Wednesday, January 09, 2008

The Lush Chronicles

There are different qualities of silence. Some silence is soothing. Like the silence after a nuclear holocaust. You traverse the dead rows until you lie down and become part of it.

Put your hand in the hand of the man who made the water...

Sometimes there is silence in a bar, amidst the noise and revelry and dancing and carousing. Sometimes it is a screaming silence and you wonder, whither the devastated landscape? At least that was right, appropriate, familiar, comforting. I can't take this silence. Somebody please, put me out of my misery.

So I pass out. (it's the only thing to do)

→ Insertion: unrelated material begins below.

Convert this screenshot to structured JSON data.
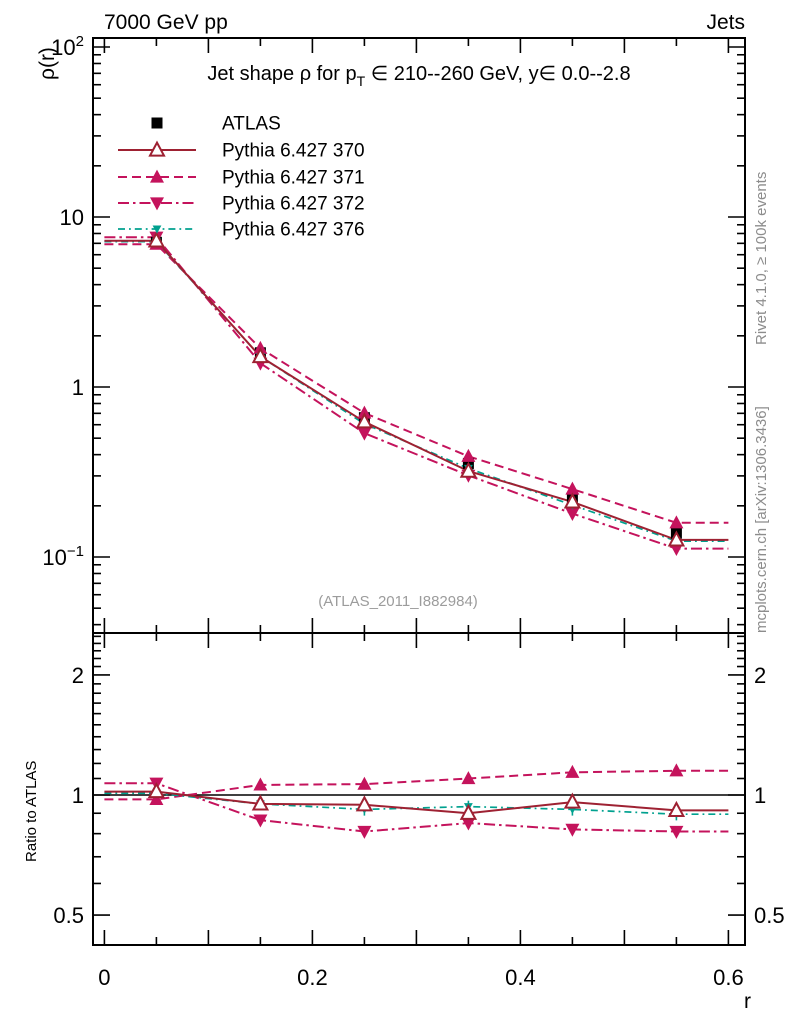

Sometimes the silence is in your mind. And you sit in front of the computer trying desperately to type out the words that will form part of another blockbuster speech to be quoted on blogs, discussed as part of the cult of personality that you don't approve of but have been so busy building, nevertheless.

The words don't come.

things fall apart; the centre cannot hold...

There is only silence.

Silence and tears.

In secret we met
in silence I grieve
that your heart could forget
your spirit deceive
if I should meet thee
after long years
how should I greet thee
with silence and tears.


At Starbucks now, charged on caffeine, shots and shots and shots of caffeine. And these voices in my head that won't leave me alone.

They tell me to jump.

I wonder: jump where?

I think

I need

another

drink.

2 comments:

Nessa said...

I love the title of this post. Lush has so many meanings that apply here.

Jenn said...

Yes. After you said that the word "lush" has been playing consistently in my mind. It has other associations. Painful associations.